After UARS, a German satellite to crash-land on Earth
20 Oct 2011
Berlin: A 1.7 tonnes German satellite, the size of a car, is expected to re-enter the Earth's atmosphere over the weekend, officials said on Wednesday. They also confessed they had no idea where the burnt-out debris from the satellite was likely to land.
The X-ray observatory, named ROSAT, is expected to return to Earth sometime between 22-23 October, travelling at a speed of around 28,000 kilometres (17,000 miles) per hour, the German Aerospace Centre (DLR) said in a statement.
The DLR also said they could be slightly more accurate about the re-entry date as the satellite nears the Earth's atmosphere.
"This time slot of uncertainty will be reduced as the date of re-entry approaches," it said.
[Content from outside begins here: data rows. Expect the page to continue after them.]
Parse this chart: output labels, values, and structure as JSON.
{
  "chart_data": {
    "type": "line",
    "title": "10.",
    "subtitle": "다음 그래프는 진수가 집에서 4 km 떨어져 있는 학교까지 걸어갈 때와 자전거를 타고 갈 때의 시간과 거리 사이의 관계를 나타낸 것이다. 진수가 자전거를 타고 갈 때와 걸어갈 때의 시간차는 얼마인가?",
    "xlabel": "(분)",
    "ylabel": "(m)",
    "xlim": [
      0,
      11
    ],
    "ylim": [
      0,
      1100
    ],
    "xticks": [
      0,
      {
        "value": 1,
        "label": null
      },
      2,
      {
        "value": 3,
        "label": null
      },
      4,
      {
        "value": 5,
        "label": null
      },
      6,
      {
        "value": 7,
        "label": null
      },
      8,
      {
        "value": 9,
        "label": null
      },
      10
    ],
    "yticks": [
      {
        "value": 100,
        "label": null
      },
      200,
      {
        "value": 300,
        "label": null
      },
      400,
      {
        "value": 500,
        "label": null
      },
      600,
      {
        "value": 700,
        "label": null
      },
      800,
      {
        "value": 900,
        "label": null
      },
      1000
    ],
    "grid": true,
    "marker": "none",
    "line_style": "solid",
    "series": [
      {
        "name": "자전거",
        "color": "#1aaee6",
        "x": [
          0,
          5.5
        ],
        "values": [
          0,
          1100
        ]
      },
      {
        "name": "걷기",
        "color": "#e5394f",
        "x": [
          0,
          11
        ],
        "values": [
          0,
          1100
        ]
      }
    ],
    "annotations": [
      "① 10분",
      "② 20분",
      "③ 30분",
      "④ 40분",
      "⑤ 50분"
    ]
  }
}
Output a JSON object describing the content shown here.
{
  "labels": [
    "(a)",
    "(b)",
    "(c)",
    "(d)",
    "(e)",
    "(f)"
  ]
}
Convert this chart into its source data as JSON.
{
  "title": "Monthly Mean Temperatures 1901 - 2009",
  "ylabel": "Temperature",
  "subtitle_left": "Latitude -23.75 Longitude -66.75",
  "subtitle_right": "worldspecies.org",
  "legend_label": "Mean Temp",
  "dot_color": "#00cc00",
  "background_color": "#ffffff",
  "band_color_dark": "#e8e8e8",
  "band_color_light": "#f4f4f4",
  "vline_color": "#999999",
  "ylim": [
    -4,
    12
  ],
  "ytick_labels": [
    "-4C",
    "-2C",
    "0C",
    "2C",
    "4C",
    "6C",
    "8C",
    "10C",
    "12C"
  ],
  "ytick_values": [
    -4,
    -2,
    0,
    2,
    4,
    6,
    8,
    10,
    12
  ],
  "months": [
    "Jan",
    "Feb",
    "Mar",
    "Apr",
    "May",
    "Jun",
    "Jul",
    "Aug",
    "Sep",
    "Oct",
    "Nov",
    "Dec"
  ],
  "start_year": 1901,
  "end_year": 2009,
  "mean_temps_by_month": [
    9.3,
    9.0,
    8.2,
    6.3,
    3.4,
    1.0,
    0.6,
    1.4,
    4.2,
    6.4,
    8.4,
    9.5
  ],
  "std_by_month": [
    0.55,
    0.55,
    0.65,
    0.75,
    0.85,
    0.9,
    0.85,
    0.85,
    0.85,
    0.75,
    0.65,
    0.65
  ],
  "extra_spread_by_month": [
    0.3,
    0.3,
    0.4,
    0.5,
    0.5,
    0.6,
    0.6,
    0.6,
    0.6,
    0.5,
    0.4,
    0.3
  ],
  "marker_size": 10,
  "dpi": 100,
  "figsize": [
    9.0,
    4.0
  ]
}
According to the latest estimates, as many as 30 individual pieces weighing a total of 1.7 tonnes could make it back to the Earth's surface.
"The largest single fragment will probably be the telescope's mirror, which is very heat resistant," the centre said.
According to experts, statistically there was very little danger to humans from space junk with the debris almost certainly likely to fall in the sea or on uninhabited land.
Last month, a six-tonne, bus-sized US satellite, the Upper Atmosphere Research Satellite (UARS), plunged into the Pacific Ocean off California, NASA said, without any reliable sightings or accounts of damage.